Plans to install more than two dozen wind turbines at Portsmouth’s port are still being considered by the city council

Author: Josh Wright, LDRSPublished 22nd Dec 2021

The scheme proposes the construction of 25 ‘small scale’ turbines across the port site as part of efforts to make it the first zero carbon port in the country. Originally nine larger ones had been considered.

Speaking in 2019, Portsmouth International Port director, Mike Sellers, said the project would bring ‘significant’ benefits to the city as a whole and could inspire similar work at ports across the country.

A planning application was submitted in April 2020 for the 15m structures which it said was more likely to be approved.

‘The application is to erect up to 25 small and quiet vertical wind turbines that will be set a maximum height to achieve planning consent where taller proposed wind turbines have failed,’ it said.

‘The wind turbines will be set at such a height as can be obtained within the constraints of planning permissions.’

The council originally set a target of reaching a decision in September 2020 but it said a lack of information had been submitted with the plans, delaying progress.

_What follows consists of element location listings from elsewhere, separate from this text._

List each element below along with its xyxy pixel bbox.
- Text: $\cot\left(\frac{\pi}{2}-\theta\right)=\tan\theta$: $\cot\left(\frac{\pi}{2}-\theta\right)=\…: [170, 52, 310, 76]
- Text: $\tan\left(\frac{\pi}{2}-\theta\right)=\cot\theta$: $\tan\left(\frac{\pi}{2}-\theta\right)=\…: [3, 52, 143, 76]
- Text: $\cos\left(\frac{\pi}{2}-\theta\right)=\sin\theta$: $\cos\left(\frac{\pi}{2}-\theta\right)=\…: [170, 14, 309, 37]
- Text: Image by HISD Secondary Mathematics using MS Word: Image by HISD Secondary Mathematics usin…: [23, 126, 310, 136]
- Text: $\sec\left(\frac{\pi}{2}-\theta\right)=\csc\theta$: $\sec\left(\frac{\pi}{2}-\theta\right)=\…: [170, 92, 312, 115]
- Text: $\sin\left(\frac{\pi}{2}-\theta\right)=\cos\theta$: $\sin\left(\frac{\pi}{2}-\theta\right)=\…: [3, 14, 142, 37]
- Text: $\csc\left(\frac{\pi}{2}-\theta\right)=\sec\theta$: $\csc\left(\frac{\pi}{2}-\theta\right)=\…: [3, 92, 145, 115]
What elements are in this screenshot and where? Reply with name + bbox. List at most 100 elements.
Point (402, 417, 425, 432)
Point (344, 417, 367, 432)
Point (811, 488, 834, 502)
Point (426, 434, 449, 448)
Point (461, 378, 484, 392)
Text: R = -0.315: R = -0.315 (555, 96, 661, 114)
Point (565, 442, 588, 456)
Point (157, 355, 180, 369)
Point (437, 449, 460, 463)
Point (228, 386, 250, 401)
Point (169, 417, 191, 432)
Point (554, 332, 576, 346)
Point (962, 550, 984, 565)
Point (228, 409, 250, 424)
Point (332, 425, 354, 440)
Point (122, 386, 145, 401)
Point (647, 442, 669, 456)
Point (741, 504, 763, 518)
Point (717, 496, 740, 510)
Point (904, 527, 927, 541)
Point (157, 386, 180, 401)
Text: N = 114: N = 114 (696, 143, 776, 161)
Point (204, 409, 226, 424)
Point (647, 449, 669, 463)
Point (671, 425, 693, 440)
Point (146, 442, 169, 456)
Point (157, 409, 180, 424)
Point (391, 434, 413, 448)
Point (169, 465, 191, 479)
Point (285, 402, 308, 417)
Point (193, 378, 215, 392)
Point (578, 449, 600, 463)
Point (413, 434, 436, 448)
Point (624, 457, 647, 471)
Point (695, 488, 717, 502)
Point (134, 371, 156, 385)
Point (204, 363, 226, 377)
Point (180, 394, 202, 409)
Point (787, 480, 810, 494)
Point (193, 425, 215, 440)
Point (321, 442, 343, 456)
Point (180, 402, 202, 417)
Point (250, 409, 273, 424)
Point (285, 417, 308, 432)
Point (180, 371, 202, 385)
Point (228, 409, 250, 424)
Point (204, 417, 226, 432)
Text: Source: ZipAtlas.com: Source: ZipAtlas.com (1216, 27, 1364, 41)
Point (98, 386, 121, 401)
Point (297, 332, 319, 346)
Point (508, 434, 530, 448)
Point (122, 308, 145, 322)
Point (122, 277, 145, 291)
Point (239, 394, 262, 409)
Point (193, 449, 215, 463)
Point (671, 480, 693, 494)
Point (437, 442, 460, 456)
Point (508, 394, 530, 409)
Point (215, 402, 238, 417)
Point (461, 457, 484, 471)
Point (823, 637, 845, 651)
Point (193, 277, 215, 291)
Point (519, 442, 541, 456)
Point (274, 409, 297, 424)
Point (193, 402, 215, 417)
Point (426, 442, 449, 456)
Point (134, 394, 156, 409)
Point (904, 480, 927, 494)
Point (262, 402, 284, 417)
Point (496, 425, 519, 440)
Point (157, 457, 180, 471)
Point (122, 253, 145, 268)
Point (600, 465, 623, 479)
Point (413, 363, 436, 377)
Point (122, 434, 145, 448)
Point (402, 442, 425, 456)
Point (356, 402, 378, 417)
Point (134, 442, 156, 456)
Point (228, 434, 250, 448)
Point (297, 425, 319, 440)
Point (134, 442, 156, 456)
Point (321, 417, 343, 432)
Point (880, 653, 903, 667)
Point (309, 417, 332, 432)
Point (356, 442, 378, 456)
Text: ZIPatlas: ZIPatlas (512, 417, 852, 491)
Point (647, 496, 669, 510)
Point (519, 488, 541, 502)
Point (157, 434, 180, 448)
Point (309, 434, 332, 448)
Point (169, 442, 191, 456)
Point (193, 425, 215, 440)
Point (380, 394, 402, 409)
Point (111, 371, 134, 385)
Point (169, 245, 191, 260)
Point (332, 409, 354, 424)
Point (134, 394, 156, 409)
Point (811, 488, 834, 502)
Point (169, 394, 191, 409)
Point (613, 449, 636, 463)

‘While the agent for the development, originally approached the council in April 2020 with some initial information for the stationing of wind turbines at the port, there were significant gaps with the information provided as well as some inconsistency within the application,’ a spokesman for the council said. ‘In November 2020 one of the applications made at that time was withdrawn.

‘Councils officers worked with the agent and advised and supported them to make a valid application with sufficient information in June of this year.

‘The public consultation period for this proposal, at the instigation of the applicant, ran from early August, to the end of September.

‘While there are still some elements of the application that require additional work, the council is assessing the proposal following the completion of public consultation in October.’

City council leader Gerald Vernon-Jackson said delays in reaching a decision had been exacerbated by government policies that discouraged the installation of onshore wind power.

Last year Cllr Vernon-Jackson requested that the turbine scheme be considered by the council’s planning committee before a decision is made.